Şarku’l Avsat’ın edindiği bilgiye göre Husiler bu süre zarfında iki gemiyi batırdı, bir gemiyi ele geçirdi ve en az dört denizciyi öldürdü. Bu saldırılar küresel seyrüsefer trafiğini aksattı ve denizcilik şirketlerini rotalarını değiştirmek zorunda bıraktı. Bu durum, ABD'yi bu yıl Husilere karşı yoğun saldırılar düzenlemeye itti.

ABD Başkanı Donald Trump geçtiğimiz mayıs ayında, ülkesinin Yemen'deki Husilere ait hedefleri bombalamayı durdurduğunu açıkladı ve milislerin Ortadoğu'daki önemli seyrüsefer güzergahlarından akışı engellemeyi bırakmayı kabul ettiğini belirtti.

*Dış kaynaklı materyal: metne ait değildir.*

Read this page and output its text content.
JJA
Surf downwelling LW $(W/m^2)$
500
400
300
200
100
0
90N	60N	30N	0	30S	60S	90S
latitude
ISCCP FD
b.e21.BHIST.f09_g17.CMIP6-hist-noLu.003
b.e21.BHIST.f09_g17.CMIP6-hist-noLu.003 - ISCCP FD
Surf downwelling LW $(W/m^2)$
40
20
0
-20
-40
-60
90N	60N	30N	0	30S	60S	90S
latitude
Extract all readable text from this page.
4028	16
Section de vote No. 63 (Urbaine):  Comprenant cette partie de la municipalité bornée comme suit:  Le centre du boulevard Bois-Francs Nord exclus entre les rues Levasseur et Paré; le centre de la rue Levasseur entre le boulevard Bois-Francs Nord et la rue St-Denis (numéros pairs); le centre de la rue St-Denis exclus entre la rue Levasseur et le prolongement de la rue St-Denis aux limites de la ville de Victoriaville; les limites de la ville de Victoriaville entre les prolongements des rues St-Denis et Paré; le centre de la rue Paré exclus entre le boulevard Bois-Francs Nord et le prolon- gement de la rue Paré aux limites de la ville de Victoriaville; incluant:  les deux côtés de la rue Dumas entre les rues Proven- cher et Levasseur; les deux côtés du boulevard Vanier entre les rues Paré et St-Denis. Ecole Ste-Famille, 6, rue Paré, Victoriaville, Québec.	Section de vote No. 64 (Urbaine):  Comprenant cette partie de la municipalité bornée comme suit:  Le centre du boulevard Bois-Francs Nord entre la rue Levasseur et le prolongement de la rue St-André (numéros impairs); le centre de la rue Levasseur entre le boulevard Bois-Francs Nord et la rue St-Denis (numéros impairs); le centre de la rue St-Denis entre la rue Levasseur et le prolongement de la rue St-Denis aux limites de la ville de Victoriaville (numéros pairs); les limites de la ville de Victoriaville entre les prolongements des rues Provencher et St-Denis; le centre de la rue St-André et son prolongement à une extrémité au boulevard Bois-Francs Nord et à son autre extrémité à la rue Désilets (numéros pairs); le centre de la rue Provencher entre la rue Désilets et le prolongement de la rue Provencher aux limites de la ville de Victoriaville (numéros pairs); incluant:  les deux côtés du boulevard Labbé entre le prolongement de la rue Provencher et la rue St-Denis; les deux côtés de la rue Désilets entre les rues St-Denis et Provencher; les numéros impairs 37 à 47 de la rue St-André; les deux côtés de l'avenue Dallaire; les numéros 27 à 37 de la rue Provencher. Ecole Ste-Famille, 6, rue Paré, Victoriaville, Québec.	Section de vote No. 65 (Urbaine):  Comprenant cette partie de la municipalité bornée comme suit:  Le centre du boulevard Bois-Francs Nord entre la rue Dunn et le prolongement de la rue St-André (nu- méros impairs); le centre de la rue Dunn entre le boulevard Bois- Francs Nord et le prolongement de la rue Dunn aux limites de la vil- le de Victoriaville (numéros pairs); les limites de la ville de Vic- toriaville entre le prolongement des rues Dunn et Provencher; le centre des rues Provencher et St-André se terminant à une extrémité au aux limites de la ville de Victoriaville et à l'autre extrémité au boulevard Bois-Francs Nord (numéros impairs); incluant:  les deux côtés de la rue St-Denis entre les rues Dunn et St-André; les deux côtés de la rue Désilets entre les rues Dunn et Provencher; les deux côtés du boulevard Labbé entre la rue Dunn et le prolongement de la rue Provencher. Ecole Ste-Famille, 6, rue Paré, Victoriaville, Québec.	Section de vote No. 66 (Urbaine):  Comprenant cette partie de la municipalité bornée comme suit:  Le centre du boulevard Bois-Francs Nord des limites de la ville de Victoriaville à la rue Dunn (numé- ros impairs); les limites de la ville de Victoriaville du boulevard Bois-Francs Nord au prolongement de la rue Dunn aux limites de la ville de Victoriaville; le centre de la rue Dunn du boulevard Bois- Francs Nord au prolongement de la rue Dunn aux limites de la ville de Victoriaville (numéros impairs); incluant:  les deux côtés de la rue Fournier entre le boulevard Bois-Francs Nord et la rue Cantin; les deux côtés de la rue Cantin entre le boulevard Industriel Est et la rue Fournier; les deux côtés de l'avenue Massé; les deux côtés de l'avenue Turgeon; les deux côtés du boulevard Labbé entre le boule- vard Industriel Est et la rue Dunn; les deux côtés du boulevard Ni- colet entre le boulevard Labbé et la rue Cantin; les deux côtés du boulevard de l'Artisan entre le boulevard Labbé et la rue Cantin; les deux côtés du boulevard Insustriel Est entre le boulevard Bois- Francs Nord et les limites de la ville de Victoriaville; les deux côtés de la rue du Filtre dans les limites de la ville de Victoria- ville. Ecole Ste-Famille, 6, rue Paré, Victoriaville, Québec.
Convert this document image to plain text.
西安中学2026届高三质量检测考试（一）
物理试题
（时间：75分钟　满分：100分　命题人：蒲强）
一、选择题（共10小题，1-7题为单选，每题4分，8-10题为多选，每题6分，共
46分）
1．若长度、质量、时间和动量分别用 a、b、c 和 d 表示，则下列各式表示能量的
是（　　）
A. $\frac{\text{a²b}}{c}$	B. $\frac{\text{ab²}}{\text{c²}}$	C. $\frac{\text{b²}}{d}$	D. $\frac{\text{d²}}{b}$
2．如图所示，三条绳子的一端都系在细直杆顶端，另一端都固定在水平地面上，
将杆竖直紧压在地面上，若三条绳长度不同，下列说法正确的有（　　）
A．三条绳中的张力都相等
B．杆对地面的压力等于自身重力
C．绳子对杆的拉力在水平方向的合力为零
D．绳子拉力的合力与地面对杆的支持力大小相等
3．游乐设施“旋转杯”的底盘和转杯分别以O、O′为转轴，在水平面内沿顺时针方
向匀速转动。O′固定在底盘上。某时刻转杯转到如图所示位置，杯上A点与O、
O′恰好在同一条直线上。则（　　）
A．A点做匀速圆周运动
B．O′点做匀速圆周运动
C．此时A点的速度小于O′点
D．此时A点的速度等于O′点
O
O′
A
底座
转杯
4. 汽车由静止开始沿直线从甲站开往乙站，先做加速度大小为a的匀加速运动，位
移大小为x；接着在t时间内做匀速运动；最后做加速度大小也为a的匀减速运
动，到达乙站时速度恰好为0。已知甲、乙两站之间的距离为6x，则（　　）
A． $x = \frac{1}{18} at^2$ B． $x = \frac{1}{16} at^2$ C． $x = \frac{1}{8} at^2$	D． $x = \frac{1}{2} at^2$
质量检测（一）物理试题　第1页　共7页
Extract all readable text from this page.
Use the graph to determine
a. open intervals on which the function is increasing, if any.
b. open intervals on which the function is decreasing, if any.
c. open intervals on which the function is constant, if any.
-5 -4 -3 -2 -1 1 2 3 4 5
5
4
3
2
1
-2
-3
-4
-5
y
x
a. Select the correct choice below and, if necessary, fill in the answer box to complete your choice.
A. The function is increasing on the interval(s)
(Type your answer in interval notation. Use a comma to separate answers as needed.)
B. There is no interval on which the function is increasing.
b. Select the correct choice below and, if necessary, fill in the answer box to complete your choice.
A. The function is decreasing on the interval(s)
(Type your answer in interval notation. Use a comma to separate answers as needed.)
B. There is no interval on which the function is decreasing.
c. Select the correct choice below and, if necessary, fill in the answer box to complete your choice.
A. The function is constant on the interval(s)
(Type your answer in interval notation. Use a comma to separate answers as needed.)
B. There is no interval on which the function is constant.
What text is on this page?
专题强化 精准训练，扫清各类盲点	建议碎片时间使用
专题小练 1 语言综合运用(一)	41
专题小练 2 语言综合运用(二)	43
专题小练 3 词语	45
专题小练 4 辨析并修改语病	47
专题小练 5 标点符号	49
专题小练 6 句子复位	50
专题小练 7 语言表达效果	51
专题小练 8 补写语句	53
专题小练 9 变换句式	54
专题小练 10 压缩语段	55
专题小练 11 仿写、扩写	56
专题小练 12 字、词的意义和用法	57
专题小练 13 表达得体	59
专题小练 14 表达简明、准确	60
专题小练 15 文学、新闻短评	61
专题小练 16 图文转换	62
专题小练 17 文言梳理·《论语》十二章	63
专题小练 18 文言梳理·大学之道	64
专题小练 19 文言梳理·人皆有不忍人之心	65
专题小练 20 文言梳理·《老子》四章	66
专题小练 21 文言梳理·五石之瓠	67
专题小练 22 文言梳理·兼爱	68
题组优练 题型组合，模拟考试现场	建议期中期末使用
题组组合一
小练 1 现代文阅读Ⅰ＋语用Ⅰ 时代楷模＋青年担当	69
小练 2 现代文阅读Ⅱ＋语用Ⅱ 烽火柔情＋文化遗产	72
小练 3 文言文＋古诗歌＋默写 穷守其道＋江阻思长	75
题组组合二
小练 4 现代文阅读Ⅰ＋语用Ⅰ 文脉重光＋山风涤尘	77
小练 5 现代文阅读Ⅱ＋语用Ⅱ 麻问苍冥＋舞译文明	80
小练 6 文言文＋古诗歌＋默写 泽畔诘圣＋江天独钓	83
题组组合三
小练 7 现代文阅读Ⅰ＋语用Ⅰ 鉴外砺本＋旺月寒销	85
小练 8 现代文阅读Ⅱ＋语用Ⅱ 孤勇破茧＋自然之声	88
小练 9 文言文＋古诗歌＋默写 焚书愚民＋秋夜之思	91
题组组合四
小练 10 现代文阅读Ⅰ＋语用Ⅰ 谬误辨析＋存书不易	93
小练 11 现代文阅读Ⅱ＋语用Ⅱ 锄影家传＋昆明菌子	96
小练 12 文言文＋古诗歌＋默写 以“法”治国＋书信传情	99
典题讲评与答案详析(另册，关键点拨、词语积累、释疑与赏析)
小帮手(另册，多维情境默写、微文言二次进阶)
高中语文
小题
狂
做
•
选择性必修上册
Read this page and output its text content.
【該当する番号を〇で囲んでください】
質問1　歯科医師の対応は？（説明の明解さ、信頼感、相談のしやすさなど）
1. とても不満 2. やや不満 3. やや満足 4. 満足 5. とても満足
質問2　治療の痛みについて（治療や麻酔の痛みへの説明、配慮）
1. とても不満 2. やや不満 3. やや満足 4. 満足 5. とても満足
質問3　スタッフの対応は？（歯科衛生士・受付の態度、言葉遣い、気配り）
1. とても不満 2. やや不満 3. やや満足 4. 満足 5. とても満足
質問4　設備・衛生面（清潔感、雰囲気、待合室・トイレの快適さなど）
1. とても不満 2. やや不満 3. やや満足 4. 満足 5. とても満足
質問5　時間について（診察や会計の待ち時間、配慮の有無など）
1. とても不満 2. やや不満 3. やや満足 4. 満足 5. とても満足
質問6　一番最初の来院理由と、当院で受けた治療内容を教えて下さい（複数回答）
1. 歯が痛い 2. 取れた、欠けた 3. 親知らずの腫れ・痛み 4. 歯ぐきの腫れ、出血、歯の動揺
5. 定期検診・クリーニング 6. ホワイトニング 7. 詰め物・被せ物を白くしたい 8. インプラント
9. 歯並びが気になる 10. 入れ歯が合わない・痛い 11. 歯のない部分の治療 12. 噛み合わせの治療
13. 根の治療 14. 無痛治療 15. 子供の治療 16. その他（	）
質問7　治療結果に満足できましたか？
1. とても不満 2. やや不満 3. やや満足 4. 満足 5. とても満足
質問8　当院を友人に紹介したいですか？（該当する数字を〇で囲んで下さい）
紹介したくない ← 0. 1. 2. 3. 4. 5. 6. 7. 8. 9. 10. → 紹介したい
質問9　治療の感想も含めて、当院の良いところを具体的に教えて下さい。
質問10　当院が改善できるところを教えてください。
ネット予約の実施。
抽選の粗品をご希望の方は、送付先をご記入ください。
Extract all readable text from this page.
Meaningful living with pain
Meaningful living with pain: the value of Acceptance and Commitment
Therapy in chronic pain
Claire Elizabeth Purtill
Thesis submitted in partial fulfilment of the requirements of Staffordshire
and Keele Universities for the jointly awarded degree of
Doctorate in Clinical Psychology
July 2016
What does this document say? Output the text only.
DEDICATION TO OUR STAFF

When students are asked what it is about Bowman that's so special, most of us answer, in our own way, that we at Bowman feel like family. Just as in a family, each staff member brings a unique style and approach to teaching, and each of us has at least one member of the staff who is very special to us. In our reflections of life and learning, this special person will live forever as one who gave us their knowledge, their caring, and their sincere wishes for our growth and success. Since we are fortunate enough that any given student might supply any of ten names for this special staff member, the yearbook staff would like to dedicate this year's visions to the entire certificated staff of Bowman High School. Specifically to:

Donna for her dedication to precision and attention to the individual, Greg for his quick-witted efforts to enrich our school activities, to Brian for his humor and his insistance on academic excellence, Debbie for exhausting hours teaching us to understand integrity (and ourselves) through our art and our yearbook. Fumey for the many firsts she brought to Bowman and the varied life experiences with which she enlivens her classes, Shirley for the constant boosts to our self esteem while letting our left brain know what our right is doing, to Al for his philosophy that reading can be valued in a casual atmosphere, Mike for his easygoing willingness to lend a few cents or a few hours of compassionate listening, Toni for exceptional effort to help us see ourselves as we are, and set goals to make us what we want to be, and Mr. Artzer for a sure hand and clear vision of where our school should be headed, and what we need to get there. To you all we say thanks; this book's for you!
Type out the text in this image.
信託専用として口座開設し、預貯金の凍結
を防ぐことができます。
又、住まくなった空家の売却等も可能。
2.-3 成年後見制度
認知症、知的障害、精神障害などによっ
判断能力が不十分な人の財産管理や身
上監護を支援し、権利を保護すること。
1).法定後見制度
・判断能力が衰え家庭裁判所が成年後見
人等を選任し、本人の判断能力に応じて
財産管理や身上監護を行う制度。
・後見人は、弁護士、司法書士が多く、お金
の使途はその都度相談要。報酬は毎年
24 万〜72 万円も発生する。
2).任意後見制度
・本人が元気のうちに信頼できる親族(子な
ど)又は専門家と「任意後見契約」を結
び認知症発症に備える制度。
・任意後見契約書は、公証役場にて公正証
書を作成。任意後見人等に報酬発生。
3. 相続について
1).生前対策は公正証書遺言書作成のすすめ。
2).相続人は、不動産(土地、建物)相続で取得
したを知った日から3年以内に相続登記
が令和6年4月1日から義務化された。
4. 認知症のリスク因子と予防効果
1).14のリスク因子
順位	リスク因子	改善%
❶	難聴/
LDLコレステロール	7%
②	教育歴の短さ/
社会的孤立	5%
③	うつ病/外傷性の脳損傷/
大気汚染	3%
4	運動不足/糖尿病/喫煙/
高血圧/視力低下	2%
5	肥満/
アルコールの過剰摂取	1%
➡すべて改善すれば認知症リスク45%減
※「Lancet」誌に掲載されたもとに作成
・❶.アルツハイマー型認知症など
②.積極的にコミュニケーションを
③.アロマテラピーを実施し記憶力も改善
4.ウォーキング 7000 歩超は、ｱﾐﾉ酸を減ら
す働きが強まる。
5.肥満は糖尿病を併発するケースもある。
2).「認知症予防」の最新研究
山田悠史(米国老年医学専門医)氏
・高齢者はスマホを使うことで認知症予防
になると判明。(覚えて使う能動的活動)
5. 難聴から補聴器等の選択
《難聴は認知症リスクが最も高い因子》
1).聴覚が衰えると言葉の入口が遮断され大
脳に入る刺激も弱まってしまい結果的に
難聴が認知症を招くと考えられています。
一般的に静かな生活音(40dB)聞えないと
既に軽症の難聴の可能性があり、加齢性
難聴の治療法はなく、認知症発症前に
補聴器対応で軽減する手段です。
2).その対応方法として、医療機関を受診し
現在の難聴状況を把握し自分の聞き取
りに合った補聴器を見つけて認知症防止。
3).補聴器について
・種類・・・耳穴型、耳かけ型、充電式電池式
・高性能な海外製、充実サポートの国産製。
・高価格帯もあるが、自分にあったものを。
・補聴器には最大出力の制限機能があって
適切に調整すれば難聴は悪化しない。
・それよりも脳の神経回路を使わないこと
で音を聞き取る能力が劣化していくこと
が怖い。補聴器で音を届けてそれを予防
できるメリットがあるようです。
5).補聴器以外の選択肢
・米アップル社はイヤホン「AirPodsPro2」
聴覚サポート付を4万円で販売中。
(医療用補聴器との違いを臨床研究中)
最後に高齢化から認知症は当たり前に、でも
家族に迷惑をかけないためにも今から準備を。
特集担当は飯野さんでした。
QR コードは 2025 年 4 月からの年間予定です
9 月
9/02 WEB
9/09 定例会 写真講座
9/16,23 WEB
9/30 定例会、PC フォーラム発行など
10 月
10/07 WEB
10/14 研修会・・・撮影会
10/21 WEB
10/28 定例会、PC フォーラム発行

Husiler geçtiğimiz haziran ayında, Washington'ın İsrail'in İran'a yönelik saldırılarına katılması halinde, Kızıldeniz'deki ABD gemilerini hedef alacakları tehdidinde bulunsa da ABD'nin geçtiğimiz ay İran'ın nükleer tesislerine yönelik saldırısının ardından şimdiye kadar bu tehdidi gerçeğe dönüştürüp dönüştürmeyeceklerini açıkça ifade etmediler.